I’ve decided to take the jump and enter the Seven Day Roguelike (7DRL) competition starting next month. The challenge? Write a complete “rogue-like” adventure game in just seven days. The additional challenge is that these include WORKING days, so there’s far less time in which to do it.
My first inclination was to do it in Python with the PyGame SDL libraries on Linux. Trouble is, nobody will ever see the game that way. So while talking with Kasul last night, I decided to reach deep into my past and write it as a Java applet.
Years and years ago, I worked for a company called Harcourt, a publisher of textbooks that at that time was looking into running an online university for distance learning.
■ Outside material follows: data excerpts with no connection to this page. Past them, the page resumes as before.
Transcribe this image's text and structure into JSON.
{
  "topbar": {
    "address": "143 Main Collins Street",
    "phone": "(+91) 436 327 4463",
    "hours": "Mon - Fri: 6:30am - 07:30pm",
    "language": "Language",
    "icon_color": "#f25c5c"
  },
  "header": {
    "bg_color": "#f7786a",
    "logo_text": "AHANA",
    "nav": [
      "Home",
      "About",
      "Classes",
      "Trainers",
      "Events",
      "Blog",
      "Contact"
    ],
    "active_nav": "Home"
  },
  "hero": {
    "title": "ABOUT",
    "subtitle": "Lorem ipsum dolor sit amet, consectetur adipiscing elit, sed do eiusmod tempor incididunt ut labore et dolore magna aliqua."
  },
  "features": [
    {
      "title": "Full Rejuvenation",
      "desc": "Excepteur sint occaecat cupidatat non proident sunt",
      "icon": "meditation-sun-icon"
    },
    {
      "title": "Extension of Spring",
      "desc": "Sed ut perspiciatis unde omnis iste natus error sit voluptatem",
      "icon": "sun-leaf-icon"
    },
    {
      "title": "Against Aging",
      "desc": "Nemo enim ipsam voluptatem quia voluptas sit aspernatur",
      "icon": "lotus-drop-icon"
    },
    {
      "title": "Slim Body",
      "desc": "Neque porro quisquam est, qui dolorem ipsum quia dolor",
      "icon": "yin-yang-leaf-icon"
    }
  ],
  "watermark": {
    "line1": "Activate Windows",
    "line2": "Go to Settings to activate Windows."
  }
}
Since the courses were to be web-based, they had a vast need of interactive web applications. I wrote a couple dozen small applets to support the courses, and along the way, I wrote the beginnings of a Java game engine to help make things pretty. The below applet illustrates the dual-slit diffraction experiment that helped prove that photons could be considered both as waves and as particles.
The smooth operation of the controls, the double buffered graphics…. The package also included a graph paper canvas which I used for several applets, including this one illustrating the tangents to arbitrary curves….
So, I have my old game engine available, and examples of my older applets to start with, and I think I’ve just shown I can get sophisticated programs working in a browser. It’s a start! All those years ago, I bet my career on Java Applets instead of Flash. That was a bad bet. Maybe someday they’ll make a huge comeback.